Defining Bivariate Data, Association and Correlation

  • Bivariate data involves two different variables gathered from the same entity, and can be graphically represented in a scatterplot.
  • Association in bivariate data is evident when changes in one variable may affect changes in the other variable.
  • Correlation is the statistical measure that describes the degree of relationship between two variables.

Types of Association

  • Positive Association: As the value of one variable increases, the value of the other variable also increases and vice versa.
  • Negative Association: When the value of one variable increases, the value of the other variable decreases, or vice versa.
  • No association: No apparent relationship is apparent between the two variables.

Correlation Coefficient

  • The correlation coefficient, denoted by ‘r’, measures the strength and direction of a linear relationship between two variables on a scatterplot.
  • It ranges from -1 to +1 where -1 signifies a perfectly negative linear correlation, +1 a perfectly positive, and 0 indicates no linear correlation.

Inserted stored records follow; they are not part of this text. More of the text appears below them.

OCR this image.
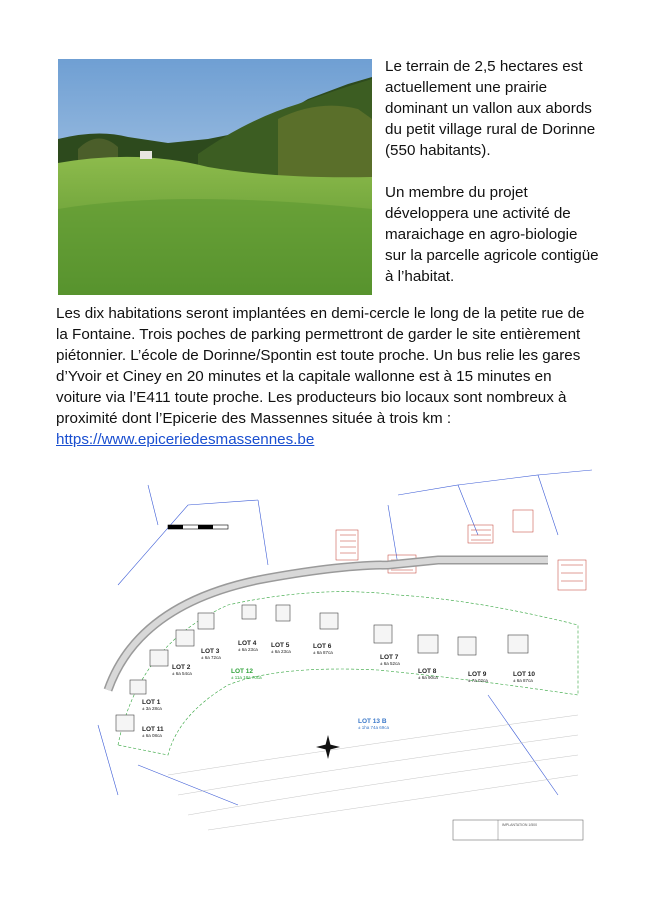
Le terrain de 2,5 hectares est actuellement une prairie dominant un vallon aux abords du petit village rural de Dorinne (550 habitants).

Un membre du projet développera une activité de maraichage en agro-biologie sur la parcelle agricole contigüe à l’habitat.

Les dix habitations seront implantées en demi-cercle le long de la petite rue de la Fontaine. Trois poches de parking permettront de garder le site entièrement piétonnier. L’école de Dorinne/Spontin est toute proche. Un bus relie les gares d’Yvoir et Ciney en 20 minutes et la capitale wallonne est à 15 minutes en voiture via l’E411 toute proche. Les producteurs bio locaux sont nombreux à proximité dont l’Epicerie des Massennes située à trois km :

https://www.epiceriedesmassennes.be

LOT 1
± 3a 28ca
LOT 2
± 6a 54ca
LOT 3
± 6a 72ca
LOT 4
± 6a 23ca
LOT 5
± 6a 23ca
LOT 6
± 6a 87ca
LOT 7
± 6a 52ca
LOT 8
± 6a 90ca	LOT 9
± 7a 02ca
LOT 10
± 6a 87ca
LOT 11
± 6a 08ca
LOT 12
± 11a 18a 70ca
LOT 13 B
± 1ha 74a 69ca
IMPLANTATION 1/500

Interpreting the Correlation Coefficient

  • A correlation coefficient close to 1 indicates a strong positive linear relationship, a value close to -1 denotes a strong negative linear relationship.
  • A correlation coefficient close to 0 suggests a weak or non-existent linear relationship.
  • Note that correlation does not imply causation; even though two variables may be strongly correlated, it does not mean that changes in one variable cause changes in the other.

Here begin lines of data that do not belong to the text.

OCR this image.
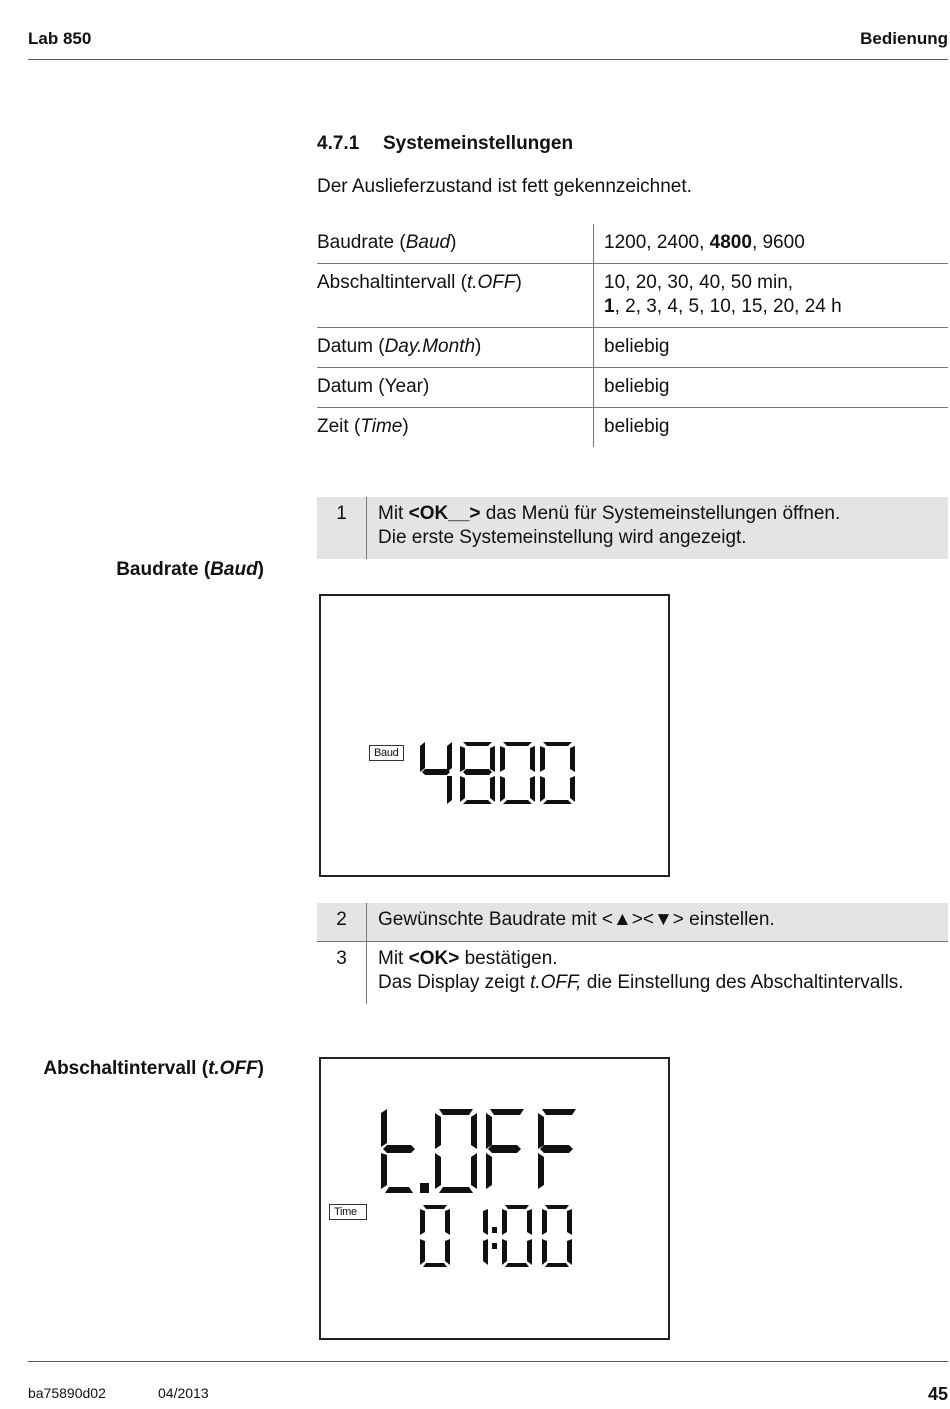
Lab 850	Bedienung
4.7.1 Systemeinstellungen
Der Auslieferzustand ist fett gekennzeichnet.
Baudrate (Baud)	1200, 2400, 4800, 9600
Abschaltintervall (t.OFF)	10, 20, 30, 40, 50 min,
1, 2, 3, 4, 5, 10, 15, 20, 24 h

Datum (Day.Month)	beliebig
Datum (Year)	beliebig
Zeit (Time)	beliebig
1	Mit <OK__> das Menü für Systemeinstellungen öffnen.
Die erste Systemeinstellung wird angezeigt.
Baudrate (Baud)
Baud
2	Gewünschte Baudrate mit <▲><▼> einstellen.
3	Mit <OK> bestätigen.
Das Display zeigt t.OFF, die Einstellung des Abschaltintervalls.
Abschaltintervall (t.OFF)
Time
ba75890d02	04/2013	45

Spearman’s Rank Correlation Coefficient

  • Spearman’s Rank correlation coefficient works on ranked data and is a commonly used alternative to the correlation coefficient when data doesn’t follow a normal distribution.
  • It can detect any monotonic relationship (increasing or decreasing) as opposed to just linear.

Calculating and Interpreting Bivariate Data

  • Bivariate data is typically presented in a table, scatter plot, or correlation matrix.
  • When calculating correlation, ensure the appropriateness of data for the calculation — linear relationships for correlation coefficient and monotonic relationships for Spearman’s Rank.
  • Always consider outliers, as these can have a significant impact on the correlation.
  • The line of best fit, median-median line, or least squares line are used to provide visual interpretation of the data relationship.
  • Remember to interpret the relationship within the context of the data, considering external influences or explanations.